Having been involved with the peace process in Sudan for decades, Vraalsen began by saying this vote, although significant, is not the end of peace efforts.
“Don’t be wrong about this, it’s one station along the road,” Vraalsen said. “It’s not yet there.”
Fighting between the ruling government and the Sudan People’s Liberation Army, and other militia factions, has ravaged the Sudan with war for the last 20 years.
And throughout the last two decades, Vraalsen worked with the warring parties, which resulted in the Comprehensive Peace Agreement in 2005, which included the requirement for a vote of southern independence by 2011.
Getting to a peace agreement took an untold number of meetings, each inching toward this month’s vote.
“The parties were simply not ready to talk peace,” Vraalsen said. “So, they worked to fight on for awhile.”
Vraalsen thinks what finally brought the parties together was the realization that the war was unwinnable militarily. There are many issues to resolve, but a willingness to talk and work together was the only option for peace in Sudan.
“If the parties are not ready or not willing than there’s nothing that can be done,” Vraalsen said.
There’s hope for success in Sudan, Vraalsen said. He was in Sudan during the vote to split Sudan into two countries – a northern nation and a southern nation.
To be approved the vote, needed 60 percent of registered voters to participate and 50 percent plus one to pass. Estimates have put voter turnout upwards of 90 percent of the registered voters, with 90 percent passing the measure, Vraalsen said.
“So it’s a solid mandate for the southern leadership,” he said.
And the voting itself was relatively quiet of violence, despite earlier predictions to the contrary.
“It went very smoothly,” Vraalsen said, with nearly 2,600 polling stations around the country and a police force of 5,000 present to keep the peace.
“Within four months they did this,” he said. “They deserve a lot of praise in this.”

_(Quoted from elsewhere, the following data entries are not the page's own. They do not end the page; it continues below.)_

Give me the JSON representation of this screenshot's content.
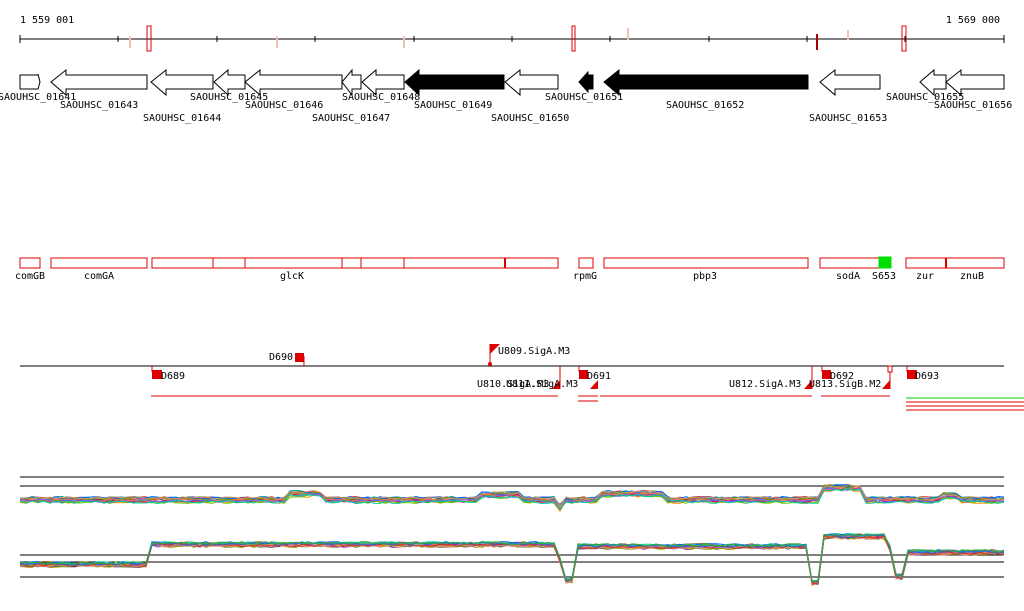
{
  "ruler": {
    "start_label": "1 559 001",
    "end_label": "1 569 000"
  },
  "genes": [
    {
      "label": "SAOUHSC_01641",
      "dir": "right",
      "filled": false
    },
    {
      "label": "SAOUHSC_01643",
      "dir": "left",
      "filled": false
    },
    {
      "label": "SAOUHSC_01644",
      "dir": "left",
      "filled": false
    },
    {
      "label": "SAOUHSC_01645",
      "dir": "left",
      "filled": false
    },
    {
      "label": "SAOUHSC_01646",
      "dir": "left",
      "filled": false
    },
    {
      "label": "SAOUHSC_01647",
      "dir": "left",
      "filled": false
    },
    {
      "label": "SAOUHSC_01648",
      "dir": "left",
      "filled": false
    },
    {
      "label": "SAOUHSC_01649",
      "dir": "left",
      "filled": true
    },
    {
      "label": "SAOUHSC_01650",
      "dir": "left",
      "filled": false
    },
    {
      "label": "SAOUHSC_01651",
      "dir": "left",
      "filled": true
    },
    {
      "label": "SAOUHSC_01652",
      "dir": "left",
      "filled": true
    },
    {
      "label": "SAOUHSC_01653",
      "dir": "left",
      "filled": false
    },
    {
      "label": "SAOUHSC_01655",
      "dir": "left",
      "filled": false
    },
    {
      "label": "SAOUHSC_01656",
      "dir": "left",
      "filled": false
    }
  ],
  "gene_names": [
    {
      "label": "comGB"
    },
    {
      "label": "comGA"
    },
    {
      "label": "glcK"
    },
    {
      "label": "rpmG"
    },
    {
      "label": "pbp3"
    },
    {
      "label": "sodA"
    },
    {
      "label": "S653"
    },
    {
      "label": "zur"
    },
    {
      "label": "znuB"
    }
  ],
  "features": [
    {
      "label": "D690"
    },
    {
      "label": "U809.SigA.M3"
    },
    {
      "label": "D689"
    },
    {
      "label": "U810.SigA.M3"
    },
    {
      "label": "U811.SigA.M3"
    },
    {
      "label": "D691"
    },
    {
      "label": "U812.SigA.M3"
    },
    {
      "label": "D692"
    },
    {
      "label": "U813.SigB.M2"
    },
    {
      "label": "D693"
    }
  ],
  "colors": {
    "accent": "#dd0000",
    "green": "#00dd00",
    "gene_fill": "#000000"
  }
}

By July 9, when the CPA expires, the north and south must figure out how to address issues of dividing wealth (and debt), providing security and sorting out citizenship.
The north has been heavily dependent on southern oil reserves and the functionality of its economy is directly linked to the south.
With so much yet to accomplish for stability in the region, there is still skepticism about the viability of a Sudan that is now two independent nations, Vraalsen said.
“They are people who, up until now, have shown they are masters in their own house,” he said.
Peace in Sudan can be the gateway to peace in places like Somalia and the rest of the region, Vraalsen said.
“If there’s peace in Sudan, that will help peace in the rest of those countries,” he said. “It’ll be interesting to see what will happen.”